The cake alone is beautiful:

Thanks to these carrots that my mom and I drove around the city for (Canada Day everything was closed, DOH!)

Step 1 Middle Layer Down:

Step 2 SQUISH:

Step 3 FROST: 

Step 4 Go NUTS. Literally:

I garnished with walnuts, roasted coconut, shredded coconut and a few raisins! As well as a small amount of chopped white chocolate.

I really loved the colours here. Muted but distinct. 

Simply stunning. The first slice!

I cut the piece to small and it fell over.. womp womp wompppp. 

But it was still perfection.

Crumbly, moist, tender perfection.

I really hope you take the time to try out this recipe. Or the protein bars (most popular post on the blog!). I promise you won't be disappointed. It's comforting without being heavy or cloyingly sweet. It's the perfect treat during Ramadan or any time, really!

Fun may have noticed the cake stand changed. That would be because I dropped the cake slightly and made a huge mess and had to switch stands. See, I told you there were tears. 

And thank you, Mom. For taking me out and driving me around to look for carrots even though I was hangry and all around unpleasant to be around. This cake is for you. 

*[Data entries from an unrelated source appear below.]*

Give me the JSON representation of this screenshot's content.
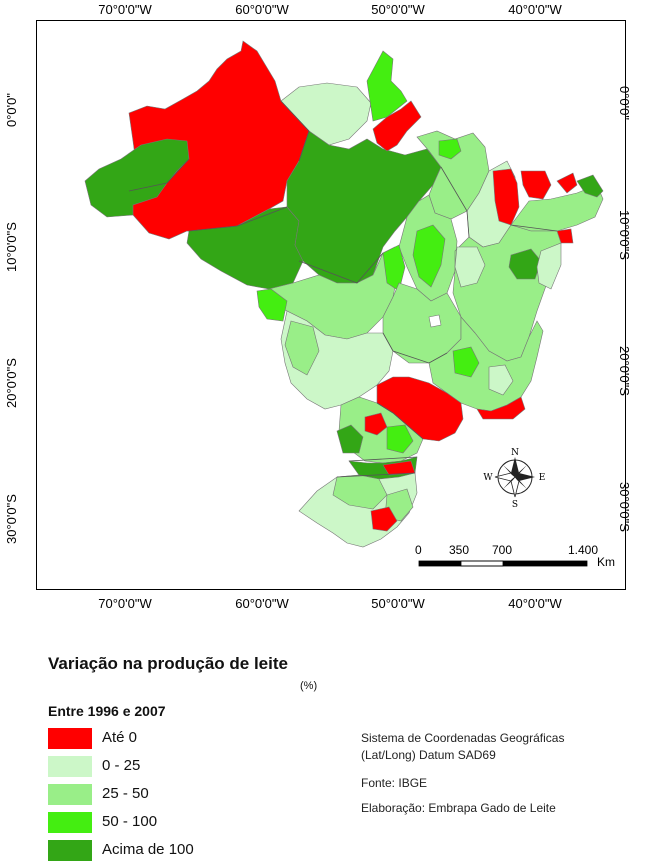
{
  "map": {
    "title": "Variação na produção de leite",
    "unit": "(%)",
    "subtitle": "Entre 1996 e 2007",
    "longitude_ticks": [
      "70°0'0\"W",
      "60°0'0\"W",
      "50°0'0\"W",
      "40°0'0\"W"
    ],
    "latitude_ticks": [
      "0°0'0\"",
      "10°0'0\"S",
      "20°0'0\"S",
      "30°0'0\"S"
    ],
    "legend": [
      {
        "label": "Até 0",
        "color": "#ff0000"
      },
      {
        "label": "0 - 25",
        "color": "#ccf7c8"
      },
      {
        "label": "25 - 50",
        "color": "#99ee88"
      },
      {
        "label": "50 - 100",
        "color": "#44ee11"
      },
      {
        "label": "Acima de 100",
        "color": "#33a616"
      }
    ],
    "scale_bar": {
      "labels": [
        "0",
        "350",
        "700",
        "1.400"
      ],
      "unit": "Km"
    },
    "compass": {
      "n": "N",
      "s": "S",
      "e": "E",
      "w": "W"
    },
    "info": {
      "coord_line1": "Sistema de Coordenadas Geográficas",
      "coord_line2": "(Lat/Long) Datum SAD69",
      "source": "Fonte: IBGE",
      "author": "Elaboração: Embrapa Gado de Leite"
    }
  }
}
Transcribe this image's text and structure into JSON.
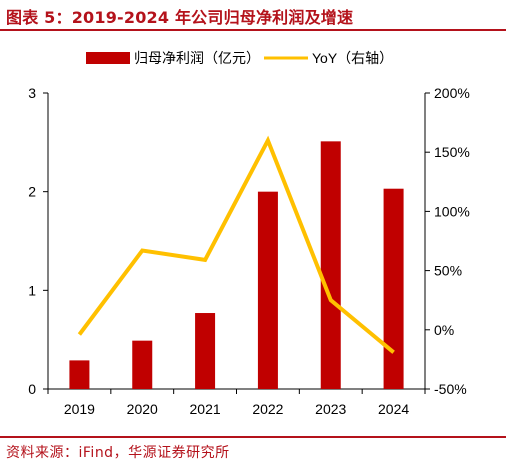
{
  "header": {
    "title": "图表 5：2019-2024 年公司归母净利润及增速"
  },
  "footer": {
    "source": "资料来源：iFind，华源证券研究所"
  },
  "colors": {
    "bar": "#c00000",
    "line": "#ffc000",
    "accent": "#b4121b",
    "axis": "#000000"
  },
  "chart_data": {
    "type": "bar",
    "categories": [
      "2019",
      "2020",
      "2021",
      "2022",
      "2023",
      "2024"
    ],
    "series": [
      {
        "name": "归母净利润（亿元）",
        "type": "bar",
        "axis": "left",
        "values": [
          0.29,
          0.49,
          0.77,
          2.0,
          2.51,
          2.03
        ]
      },
      {
        "name": "YoY（右轴）",
        "type": "line",
        "axis": "right",
        "values": [
          -0.04,
          0.67,
          0.59,
          1.6,
          0.25,
          -0.19
        ]
      }
    ],
    "ylim_left": [
      0,
      3
    ],
    "yticks_left": [
      "0",
      "1",
      "2",
      "3"
    ],
    "ylim_right": [
      -0.5,
      2.0
    ],
    "yticks_right": [
      "-50%",
      "0%",
      "50%",
      "100%",
      "150%",
      "200%"
    ],
    "legend_position": "top-center",
    "grid": false
  }
}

Hope you had a wonderful Canada and are having a blessed Ramadan.



  1. If I wanted to use flax eggs, how would you do that since you cannot separate them?

    1. Hi Ani! I have made this cake without separating eggs before and it works great! I would say just add the flax eggs to the wet mixture and so you don't have to worry about separating them!